In Summary

  • Already, in response to terrorist threats, a large part of Kenya had been officially gazetted as military operational areas.
  • The licence to go in with superior firepower will by itself not be the solution unless underlying social, economic and cultural issues are addressed.

President Uhuru Kenyatta’s decision to have the military tackle the serious situation wrought by land invasions, banditry, cattle rustling and ethnic militias in northern Kenya is welcome, at first glance.

We can’t deny the urgent need to restores peace and security in the affected regions.

It is worrying, however, the rate at which the Kenya Defence Forces are increasingly being deployed in domestic security operations.

I’m not sure at this stage whether the proper legal proclamations have been issued allowing military activity in Baringo, Elgeyo Marakwet, West Pokot and Laikipia counties.

Already, in response to terrorist threats, a large part of Kenya had been officially gazetted as military operational areas.
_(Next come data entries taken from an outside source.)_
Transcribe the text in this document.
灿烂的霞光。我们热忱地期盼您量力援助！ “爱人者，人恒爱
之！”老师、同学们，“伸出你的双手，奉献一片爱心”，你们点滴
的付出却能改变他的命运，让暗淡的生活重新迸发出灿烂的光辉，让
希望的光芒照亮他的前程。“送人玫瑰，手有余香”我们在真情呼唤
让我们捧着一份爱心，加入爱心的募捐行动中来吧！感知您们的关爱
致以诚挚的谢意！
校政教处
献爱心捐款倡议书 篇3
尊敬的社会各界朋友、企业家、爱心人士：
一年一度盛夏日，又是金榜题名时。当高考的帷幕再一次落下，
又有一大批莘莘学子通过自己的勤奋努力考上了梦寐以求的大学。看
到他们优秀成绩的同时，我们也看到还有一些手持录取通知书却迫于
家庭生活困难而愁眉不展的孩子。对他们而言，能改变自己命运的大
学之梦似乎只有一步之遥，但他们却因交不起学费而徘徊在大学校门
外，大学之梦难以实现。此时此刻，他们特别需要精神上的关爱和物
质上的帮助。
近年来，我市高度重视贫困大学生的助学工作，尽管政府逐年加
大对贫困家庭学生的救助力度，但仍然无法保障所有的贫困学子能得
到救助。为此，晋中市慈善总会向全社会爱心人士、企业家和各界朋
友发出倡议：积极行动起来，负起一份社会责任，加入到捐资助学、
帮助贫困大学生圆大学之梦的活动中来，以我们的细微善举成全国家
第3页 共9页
These include the former North Eastern Province comprising Garissa, Mandera and Wajir counties, together with adjacent counties such as Isiolo and Marsabit in the former Eastern Province, and Lamu and Tana River at the Coast.

Also technically under military rule are all the major highways leading from those zones to Nairobi and Mombasa.

The latest decision significantly extends areas where the military, by law mandated to tackle external threats, is now engaged in domestic policing.

This could be dangerous if not well-managed, for the military forces are usually not encumbered by the usual restraints such as respect for human rights, due process, or Police Standing Orders on the use of firearms.

BAD IDEA
Even if we acknowledge that the deteriorating security made it imperative to add military muscle to restore normalcy in the affected areas, that itself serves as a severe indictment of the government and its regular security machinery.

It is an admission that the National Police Service has failed, despite its once-vaunted units such as the paramilitary General Service Unit, the Anti-Stock Theft Unit and the border security and rapid deployment units of the Administration Police Service.

The military engagement also comes at a time when the government is boasting of having dramatically increased the number of police officers to surpass the United Nations recommended ratio of at least one officer for every 400 persons; and equipped the service with the tools, equipment and weaponry needed to maintain peace and tackle crime.

Despite these concerns, I’m sure all well-meaning citizens would welcome any intervention to once and for all neutralise the armed irregulars that have for far too long roamed as if some parts of the country were autonomous killing fields.